I think we are cyclical, not evolving, if that makes sense. Right now, we are in a law-and-order society. We feel unsafe and we all have reasons to with so many events in the world right now. And we’ve just gone through one of the biggest plagues since the Spanish Flu. My parents feared Polio and now we have Covid variants. So, I think we’re focusing on medical trauma and how fragile humanity is, but that’s always been there in horror. Human beings will always be fragile. That’s part of the beauty of it and the sadness, that we are for a finite amount of time and then we’re gone. What we choose to do with that time is up to us.

How do you feel the LGBTQ community has been represented thus far in the genre and what hopes do you have for representation in the genre going forward?

It used to be in the 90s all I saw were stories with gay characters dying from AIDS, which I blame on the media, fear, and lack of knowledge, all of which are a terrible beast intertwined. Or it was all coming out stories. Or we were the character used for comedic relief in a dark story where everyone was dying and then we died. We were just a blip on the page and not a well- rounded character. Now we are heroes/ines and we are beautiful, badass people who aren’t the sidekick or the person sick and dying. I think we are finally seen as people. I’d like to move forward to just be a person where we don’t need to have months like this and we don’t do special interviews like this and everyone is writing LGBTQ characters, representing us realistically and well. That takes time, though. I just want to be a character like any other in a book. Not a novelty.

Who are some of your favorite LGBTQ characters in horror?

All of them. They’re all beautiful and wonderful. I feel seen. I feel this part of me I couldn’t talk about with everyone in the mid-90s when I was starting to come out was having a huge party every day.

Who are some LGBTQ horror authors you recommend our audience check out?

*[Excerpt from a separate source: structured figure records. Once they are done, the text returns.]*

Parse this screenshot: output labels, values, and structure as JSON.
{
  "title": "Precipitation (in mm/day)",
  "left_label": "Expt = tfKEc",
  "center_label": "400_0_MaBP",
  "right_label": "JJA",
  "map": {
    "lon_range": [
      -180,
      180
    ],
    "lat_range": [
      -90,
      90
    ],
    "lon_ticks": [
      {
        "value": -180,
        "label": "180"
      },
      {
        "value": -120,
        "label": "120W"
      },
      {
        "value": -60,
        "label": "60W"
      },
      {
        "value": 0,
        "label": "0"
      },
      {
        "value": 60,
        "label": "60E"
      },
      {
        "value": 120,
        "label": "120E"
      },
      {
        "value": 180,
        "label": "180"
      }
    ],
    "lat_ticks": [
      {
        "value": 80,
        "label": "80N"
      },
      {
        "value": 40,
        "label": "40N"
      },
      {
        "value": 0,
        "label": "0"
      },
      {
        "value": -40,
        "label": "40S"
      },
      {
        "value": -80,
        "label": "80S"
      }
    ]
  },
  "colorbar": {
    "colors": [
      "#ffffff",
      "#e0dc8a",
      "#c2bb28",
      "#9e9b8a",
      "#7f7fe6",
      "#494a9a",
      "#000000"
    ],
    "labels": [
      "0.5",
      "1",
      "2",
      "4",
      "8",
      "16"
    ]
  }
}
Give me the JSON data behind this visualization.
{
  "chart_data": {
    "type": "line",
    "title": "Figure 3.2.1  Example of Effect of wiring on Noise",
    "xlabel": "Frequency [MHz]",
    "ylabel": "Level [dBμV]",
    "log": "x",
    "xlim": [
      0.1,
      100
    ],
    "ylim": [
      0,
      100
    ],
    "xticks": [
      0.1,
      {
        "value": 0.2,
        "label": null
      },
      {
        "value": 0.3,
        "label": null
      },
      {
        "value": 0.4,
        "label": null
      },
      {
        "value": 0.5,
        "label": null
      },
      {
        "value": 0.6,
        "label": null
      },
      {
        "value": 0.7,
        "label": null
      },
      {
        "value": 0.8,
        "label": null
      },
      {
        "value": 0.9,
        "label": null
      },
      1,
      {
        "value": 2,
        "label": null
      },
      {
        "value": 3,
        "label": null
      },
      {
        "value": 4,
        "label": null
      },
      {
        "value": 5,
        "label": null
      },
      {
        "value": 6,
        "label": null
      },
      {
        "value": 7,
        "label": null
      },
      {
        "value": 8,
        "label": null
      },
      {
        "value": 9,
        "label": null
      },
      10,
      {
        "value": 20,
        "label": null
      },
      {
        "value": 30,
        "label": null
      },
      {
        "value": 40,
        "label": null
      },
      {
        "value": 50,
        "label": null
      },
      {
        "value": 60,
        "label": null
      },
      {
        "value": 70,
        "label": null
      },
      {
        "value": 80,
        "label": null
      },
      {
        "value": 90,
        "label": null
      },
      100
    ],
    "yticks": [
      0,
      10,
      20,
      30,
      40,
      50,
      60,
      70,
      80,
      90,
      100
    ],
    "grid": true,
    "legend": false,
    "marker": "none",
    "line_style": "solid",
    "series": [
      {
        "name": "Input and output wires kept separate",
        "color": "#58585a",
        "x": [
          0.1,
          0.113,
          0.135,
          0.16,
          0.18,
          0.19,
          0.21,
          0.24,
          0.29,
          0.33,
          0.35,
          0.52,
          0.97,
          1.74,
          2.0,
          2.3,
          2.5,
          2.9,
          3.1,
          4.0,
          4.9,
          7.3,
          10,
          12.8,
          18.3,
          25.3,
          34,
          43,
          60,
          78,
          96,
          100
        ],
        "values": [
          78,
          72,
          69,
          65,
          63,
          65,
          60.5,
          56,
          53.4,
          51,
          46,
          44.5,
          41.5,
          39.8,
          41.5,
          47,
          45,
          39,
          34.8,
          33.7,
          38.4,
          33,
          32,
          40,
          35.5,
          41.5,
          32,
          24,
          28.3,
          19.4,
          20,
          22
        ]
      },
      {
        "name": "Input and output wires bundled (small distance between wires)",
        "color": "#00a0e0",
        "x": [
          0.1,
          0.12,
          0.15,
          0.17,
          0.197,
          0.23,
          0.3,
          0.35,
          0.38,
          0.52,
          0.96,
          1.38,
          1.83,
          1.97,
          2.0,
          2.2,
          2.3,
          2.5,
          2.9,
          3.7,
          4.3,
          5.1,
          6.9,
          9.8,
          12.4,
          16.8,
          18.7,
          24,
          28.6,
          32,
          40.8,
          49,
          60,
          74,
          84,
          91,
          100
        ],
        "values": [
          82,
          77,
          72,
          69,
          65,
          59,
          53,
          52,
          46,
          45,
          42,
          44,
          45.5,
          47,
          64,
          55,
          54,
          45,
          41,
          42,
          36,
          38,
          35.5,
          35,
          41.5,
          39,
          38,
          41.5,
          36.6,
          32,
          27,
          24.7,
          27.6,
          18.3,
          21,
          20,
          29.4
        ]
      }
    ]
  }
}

This is a given, but if you aren’t a Clive Barker fan, you should be. You also might want to check out Paula Ashe and it might not be fair to mention Sumiko Saulson, since they are part of organizing the events, but I love listening to their readings. Since this is print here is an article. Meet the Next Generation of LGBTQ+ Horror Authors | Them

There are some good ones here.

What is one piece of advice you would give horror authors today?

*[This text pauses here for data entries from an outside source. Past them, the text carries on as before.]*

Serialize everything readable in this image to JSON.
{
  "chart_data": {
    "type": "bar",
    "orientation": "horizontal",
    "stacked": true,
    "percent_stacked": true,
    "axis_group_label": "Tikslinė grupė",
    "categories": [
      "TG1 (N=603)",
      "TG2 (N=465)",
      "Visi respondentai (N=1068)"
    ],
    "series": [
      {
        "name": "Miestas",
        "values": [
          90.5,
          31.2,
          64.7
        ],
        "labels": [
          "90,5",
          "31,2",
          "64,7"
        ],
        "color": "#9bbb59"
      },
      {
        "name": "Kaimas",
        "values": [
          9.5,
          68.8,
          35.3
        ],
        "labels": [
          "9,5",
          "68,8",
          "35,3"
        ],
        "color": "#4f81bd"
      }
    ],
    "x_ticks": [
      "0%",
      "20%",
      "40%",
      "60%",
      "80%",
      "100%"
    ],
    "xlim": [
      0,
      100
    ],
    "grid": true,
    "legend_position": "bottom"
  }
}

Take off the bands on your wings and fly! Stretch yourself. Never say you can’t write something, or you don’t know if you can. Because you are the unimaginable imagined and you are amazing. You are millions and zillions of cells walking and talking on this planet with other cells and YOU have a story to tell. So, tell it!

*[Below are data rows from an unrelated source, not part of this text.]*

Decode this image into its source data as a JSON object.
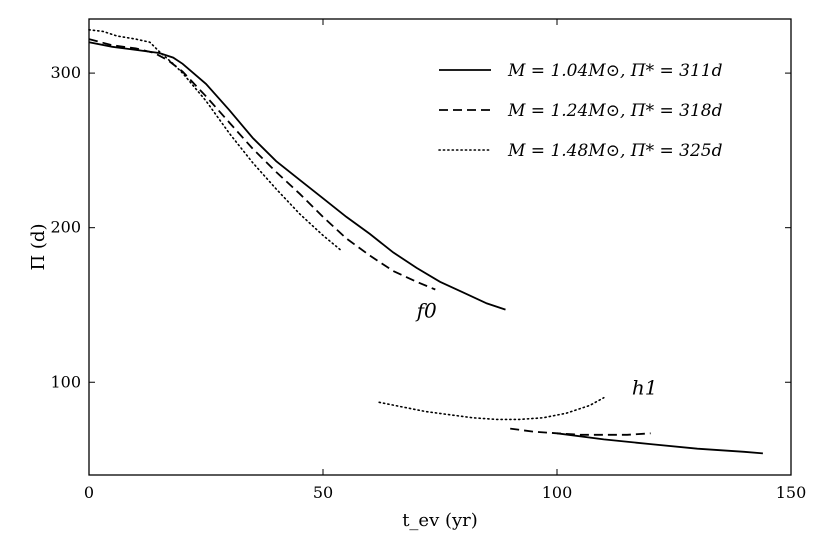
{
  "chart_data": {
    "type": "line",
    "xlabel": "t_ev (yr)",
    "ylabel": "Π (d)",
    "xlim": [
      0,
      150
    ],
    "ylim": [
      40,
      335
    ],
    "xticks": [
      "0",
      "50",
      "100",
      "150"
    ],
    "yticks": [
      "100",
      "200",
      "300"
    ],
    "grid": false,
    "legend_position": "top-right",
    "annotations": [
      "f0",
      "h1"
    ],
    "series": [
      {
        "name": "M = 1.04M⊙, Π* = 311d",
        "style": "solid",
        "segments": [
          {
            "mode": "f0",
            "x": [
              0,
              5,
              10,
              15,
              18,
              20,
              25,
              30,
              35,
              40,
              45,
              50,
              55,
              60,
              65,
              70,
              75,
              80,
              85,
              89
            ],
            "y": [
              320,
              317,
              315,
              313,
              310,
              306,
              293,
              276,
              258,
              243,
              231,
              219,
              207,
              196,
              184,
              174,
              165,
              158,
              151,
              147
            ]
          },
          {
            "mode": "h1",
            "x": [
              100,
              110,
              120,
              130,
              140,
              144
            ],
            "y": [
              67,
              63,
              60,
              57,
              55,
              54
            ]
          }
        ]
      },
      {
        "name": "M = 1.24M⊙, Π* = 318d",
        "style": "dashed",
        "segments": [
          {
            "mode": "f0",
            "x": [
              0,
              5,
              10,
              14,
              17,
              20,
              25,
              30,
              35,
              40,
              45,
              50,
              55,
              60,
              65,
              70,
              74
            ],
            "y": [
              322,
              318,
              316,
              313,
              308,
              301,
              285,
              268,
              251,
              236,
              222,
              207,
              193,
              182,
              172,
              165,
              160
            ]
          },
          {
            "mode": "h1",
            "x": [
              90,
              95,
              100,
              105,
              110,
              115,
              120
            ],
            "y": [
              70,
              68,
              67,
              66,
              66,
              66,
              67
            ]
          }
        ]
      },
      {
        "name": "M = 1.48M⊙, Π* = 325d",
        "style": "dotted",
        "segments": [
          {
            "mode": "f0",
            "x": [
              0,
              3,
              6,
              10,
              13,
              15,
              18,
              20,
              25,
              30,
              35,
              40,
              45,
              50,
              54
            ],
            "y": [
              328,
              327,
              324,
              322,
              320,
              314,
              306,
              300,
              282,
              261,
              242,
              225,
              209,
              195,
              185
            ]
          },
          {
            "mode": "h1",
            "x": [
              62,
              67,
              72,
              77,
              82,
              87,
              92,
              97,
              102,
              107,
              110
            ],
            "y": [
              87,
              84,
              81,
              79,
              77,
              76,
              76,
              77,
              80,
              85,
              90
            ]
          }
        ]
      }
    ]
  }
}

And to the LGBTQ writers out there who are just getting started, what advice would you give them?

Be yourself. Yes, it’s a big and scary place to be yourself, but if you sacrifice who you are you will regret it when you are older and look back on your youth and for a time, mourn. I won’t use the word “regret” because I’ve learned to love who I am and be happy with that and I know that wouldn’t be without the journey I took, but if I could tell the younger me that everyone thought was so daring and brave and vibrant in so many ways one thing, it would be to be daring and brave and vibrant in one other way. I am Nora B. Peevy, and I am pansexual. Hi, it’s nice to meet you.

Nora B. Peevy is a cat trapped in a human’s body. Please send help or tuna. She is an Olympic champion sleeper and toils away for JournalStone/Trepidatio Publishing as a submission reader, a reviewer for Hellnotes, and is reading scripts for The H.P. Lovecraft Film Festival for the second year. Ms. Peevy recently took on a position for The Weird Wide Web writing nonfiction articles. Her quirky tales are published in Eighth Tower Press, Weird Fiction Quarterly, The Wicked Library Podcast, Sudden Fictions Podcast, and other places. For the Sake of Brigid, her first novelette just came out in May of 2024 and her first novel will debut later this year.